Human Rights should not be based on emotional gut reactions! Emotional reaction doesn't always lead to right ethics. A European 200 years ago would have said it was gut-check self-evident that people of color couldn't live without white supervision. It sometimes seems obvious that people who cut me off in traffic deserve to die. It seems gut-check obvious that torturing one terrorist would be alright if it might prevent attacks. Gut feelings sometimes lead to good deeds and sometimes lead to enslavement and genocide. We debate human rights because gut reactions aren't enough.

Schaeffer calls “absolutists” who would either permit or ban all abortions “stupid” and claims that they are ruining our hope for political progress in America. I disagree, absolutists are the only ones actually thinking about abortion. Schaffer believes most people could agree on First Trimester as a place to draw the legal line for terminating a pregnancy.

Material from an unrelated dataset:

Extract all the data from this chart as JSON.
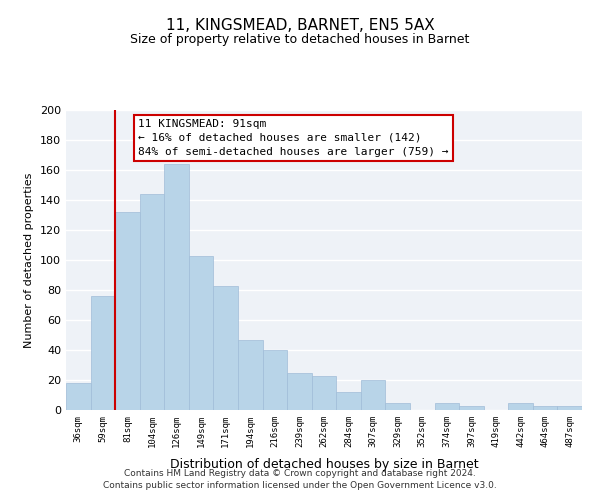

But any line in the middle of a pregnancy would be arbitrary. What would make an 11-week 6-day fetus a piece of tissue that can be removed, and a 12-week fetus a person deserving of protection? Almost nothing. The development from one-cell to infant is gradual.

There are only two monumental changes that could be logical candidates for conferring human rights: conception and birth. If you deserve rights from conception then all abortion is murder—and we should not compromise on murder. If before birth no one deserving of rights exists in the uterus then shackling a woman for 9 months to a fetus she doesn't want is unjust imprisonment—and we should not compromise on imprisonment of the innocent. While these are extremes, they strike me as the only thoughtful approaches to abortion. We may compromise on all sorts of politics (economics, healthcare, taxes, immigration) but we shouldn't compromise on human rights.

Schaffer's idea might offer a workable political compromise. Drawing an arbitrary line at the end of the first trimester could let some voters rid themselves of the nagging gut reactions that unsettle them now. Such a compromise would work like the “moderate” policy of whites in America between the Civil War and Civil Rights. Whites wanted to acknowledge the humanity of blacks while denying them legal equality or political power. Human rights compromises may work politically for a time but they are inherent contradictions that struggle under the weight of their own absurdity. Only one side can be right. Only one idea will win in the end. I can only hope that eventually a great human rights movement like the one lead by Martin Luther King will bring our divided culture to agree on the moral bankruptcy of killing unborn humans at any stage.

Schaffer is both insightful and correct on one assertion: If Obama loses this election it will be because of the voters like me who would have happily voted for him except for his unwavering support for abortion.